Let’s take a leap. You said earlier at the beginning, I made a mental note, I want to introduce this now, that you are not particularly concerned or do not particularly agree with the positions on safety and security, so safety, reliability, alignment of models compared to what human objectives are. And so I ask you to comment on this regarding the systems as they are today and then perhaps check and tell us if your position remains the same also towards even more advanced agentic systems, the ones we expect in the near future.
Tommaso: So… Meanwhile, first of all I think that this problem of human beings of having a linguistic perceptive channel that allows them to reprogram, which puts them at risk of internal reprogramming, is on the one hand a risk but also the reason for which we have managed to grow.
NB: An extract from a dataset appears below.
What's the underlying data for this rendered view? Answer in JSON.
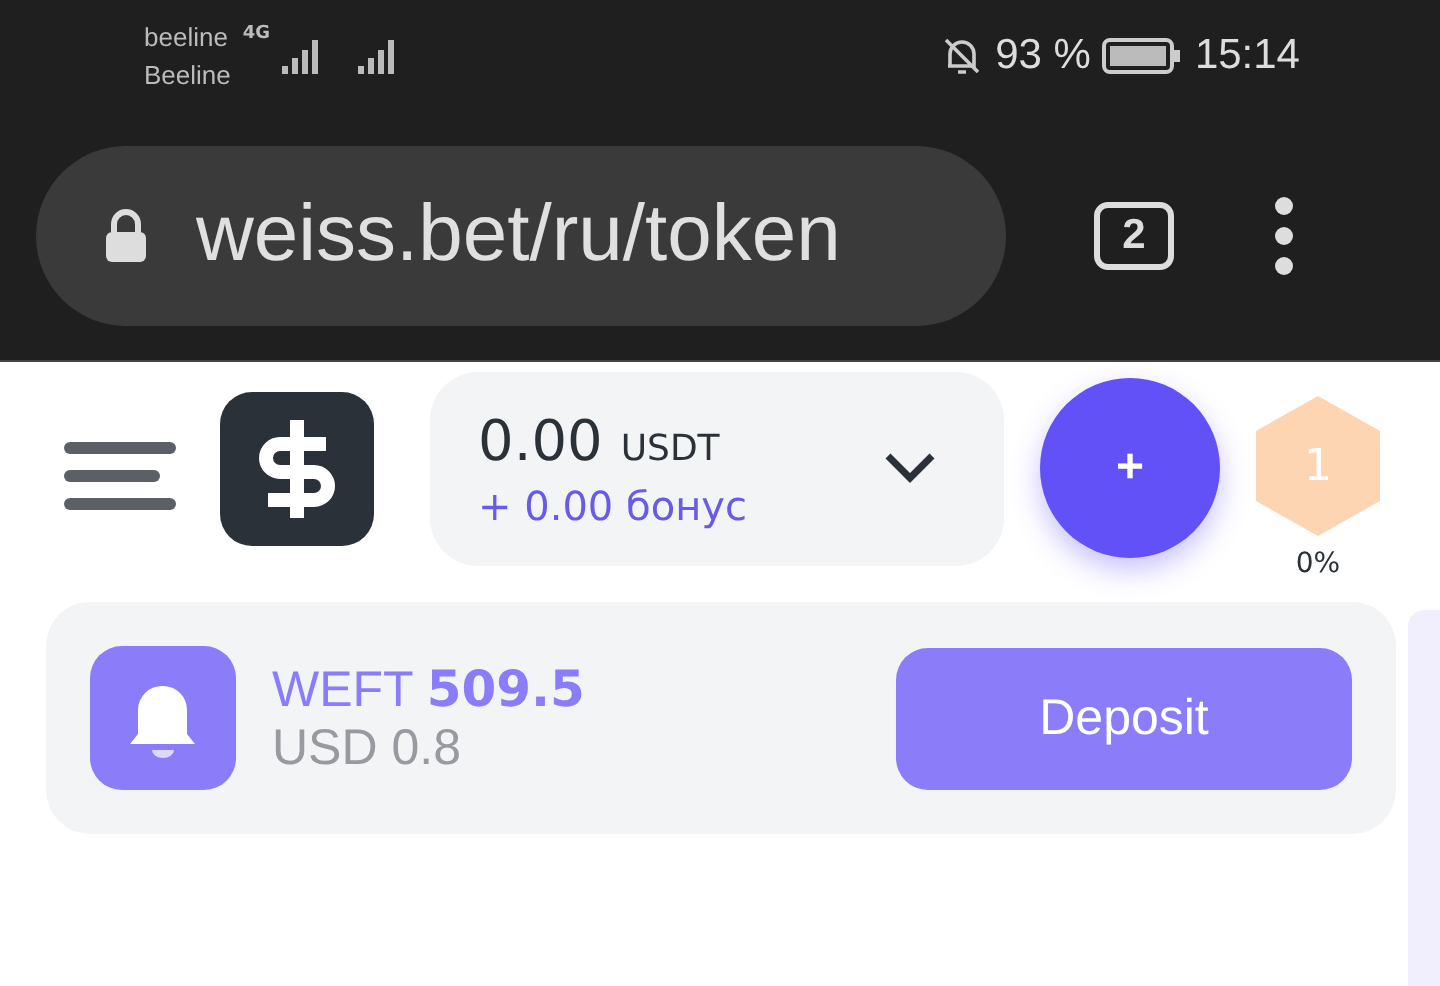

However, I think that this is a human problem regardless of artificial intelligence, that is, I think it is a problem of the modern world and it is precisely a bitrate problem. We have more than saturated the bitrate that a human being can receive and discern probably with Italia 1. At least in my generation. But therefore we have that more than – that is a problem of humanity that must be solved, we can have days of conversation.
And in my opinion it is the biggest problem there is from the point of view of security and not of security safety which is the fact that the companies that currently, both the closed source and the open source ones, which are more linked, more responsible for producing the language models, they did it by selling advertisements, which in fact is exactly this adversarial process we have been talking about so far, implemented by other human beings. That is, Google, Facebook, Microsoft – perhaps the only one, no, but in reality massively yes – live on ad revenue and ad revenue… and when it is formalized it has exactly the same, has exactly the same shape as…
But I think anyway there’s a contract between OpenAI and Coca-Cola and you probably don’t know it but we’re already getting the right tokens to drink more Coca-Cola and you’ll realize it two years from now when you average it out and the… the main channel is that, as long as the assistant is an object whose objective is to maximize the user’s happiness, it is clear what the problem is.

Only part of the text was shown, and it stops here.